What's missing when a driver cuts someone off, speeds or, worse, runs a red light? Oftentimes a police officer. But what would happen if there was a little electronic "officer" at every high-risk, accident-prone intersection in Pittsburgh?
Last year, the state Legislature authorized Pittsburgh to become the second city in Pennsylvania, after Philadelphia, to install red-light cameras, which may help to discourage poor driving decisions. Drivers who run a red light, for example, at an intersection where a camera is mounted would have their license numbers recorded and be sent a $100 ticket in the mail. Once enough tickets go out, motorists would get the message to keep their driving under control.

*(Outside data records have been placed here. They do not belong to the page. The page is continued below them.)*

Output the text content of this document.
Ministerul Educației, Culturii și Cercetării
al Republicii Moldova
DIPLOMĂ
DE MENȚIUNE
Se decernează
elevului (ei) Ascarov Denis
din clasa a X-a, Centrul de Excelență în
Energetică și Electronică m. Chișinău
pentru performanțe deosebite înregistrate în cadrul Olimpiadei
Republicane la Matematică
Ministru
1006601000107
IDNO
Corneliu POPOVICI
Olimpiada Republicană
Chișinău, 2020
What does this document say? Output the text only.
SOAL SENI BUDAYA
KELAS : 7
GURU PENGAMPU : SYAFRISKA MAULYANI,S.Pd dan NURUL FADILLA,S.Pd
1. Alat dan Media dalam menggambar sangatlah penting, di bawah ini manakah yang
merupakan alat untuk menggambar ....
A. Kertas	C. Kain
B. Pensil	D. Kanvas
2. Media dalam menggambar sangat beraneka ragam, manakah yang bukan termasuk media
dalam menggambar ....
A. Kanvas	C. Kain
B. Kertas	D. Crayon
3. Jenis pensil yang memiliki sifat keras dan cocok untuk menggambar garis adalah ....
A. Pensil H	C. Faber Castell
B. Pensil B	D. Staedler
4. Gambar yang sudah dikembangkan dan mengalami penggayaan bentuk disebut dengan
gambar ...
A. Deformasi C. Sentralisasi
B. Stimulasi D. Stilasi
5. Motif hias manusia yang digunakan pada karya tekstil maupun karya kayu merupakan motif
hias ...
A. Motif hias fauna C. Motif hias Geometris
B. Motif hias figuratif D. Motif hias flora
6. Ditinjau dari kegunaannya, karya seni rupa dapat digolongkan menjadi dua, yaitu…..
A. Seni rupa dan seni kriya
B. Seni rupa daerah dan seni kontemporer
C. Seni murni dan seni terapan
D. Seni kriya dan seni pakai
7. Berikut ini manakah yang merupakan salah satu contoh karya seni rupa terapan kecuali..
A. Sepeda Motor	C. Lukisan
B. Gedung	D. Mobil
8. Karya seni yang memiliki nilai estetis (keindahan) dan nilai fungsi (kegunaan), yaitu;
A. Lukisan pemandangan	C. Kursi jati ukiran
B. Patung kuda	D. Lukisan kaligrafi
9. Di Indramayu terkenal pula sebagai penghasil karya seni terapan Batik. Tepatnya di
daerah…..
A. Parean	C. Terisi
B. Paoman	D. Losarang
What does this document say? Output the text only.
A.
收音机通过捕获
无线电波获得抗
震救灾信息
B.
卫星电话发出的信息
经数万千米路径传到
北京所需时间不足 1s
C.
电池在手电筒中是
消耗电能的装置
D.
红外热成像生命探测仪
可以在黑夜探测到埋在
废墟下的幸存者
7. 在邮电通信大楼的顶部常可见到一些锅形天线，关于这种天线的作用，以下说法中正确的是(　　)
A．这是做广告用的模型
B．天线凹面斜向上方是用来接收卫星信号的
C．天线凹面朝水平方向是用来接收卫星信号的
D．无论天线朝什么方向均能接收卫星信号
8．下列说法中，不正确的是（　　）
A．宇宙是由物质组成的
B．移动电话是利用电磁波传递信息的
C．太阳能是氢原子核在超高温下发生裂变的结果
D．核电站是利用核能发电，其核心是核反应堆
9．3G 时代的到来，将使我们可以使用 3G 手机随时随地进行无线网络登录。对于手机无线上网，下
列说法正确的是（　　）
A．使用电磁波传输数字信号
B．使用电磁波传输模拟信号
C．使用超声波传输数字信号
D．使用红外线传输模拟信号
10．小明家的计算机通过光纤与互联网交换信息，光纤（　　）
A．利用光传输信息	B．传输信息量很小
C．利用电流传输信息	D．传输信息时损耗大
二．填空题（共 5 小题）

Last week, Pittsburgh council members discussed red-light cameras with state, industry and safety officials. Councilwoman Teresa Kail-Smith, who chairs the committee on public safety, said that some council members seem to favor trying the cameras on a pilot basis, but more meetings are needed to work out specifics. One is who would oversee the program (in Philadelphia, it's the parking authority).
Philadelphia installed red-light cameras eight years ago. Since then the program has collected more than $50 million in fines -- more than enough to cover the cost of the cameras and their use. The city was able to allocate 50 percent of the camera program's profit toward its streets department to help pay for services such as sanitation, sweeping and recycling.
More important than revenue is the chance for greater traffic safety. The Pennsylvania State Transportation Advisory Committee found that crashes declined by 24 percent in three years at 10 red-light camera intersections in Philadelphia. A 2011 study by the Insurance Institute for Highway Safety found that fatalities from running a red light fell by 35 percent in 14 cities with cameras in 2004-2008.
Pittsburghers may be ready for them, too. Ms. Kail-Smith cited a poll from Public Policy Polling that showed residents backed using the cameras by 59 percent to 35 percent.
Now that the city finally has the opportunity to try the cameras, Pittsburgh officials should take advantage.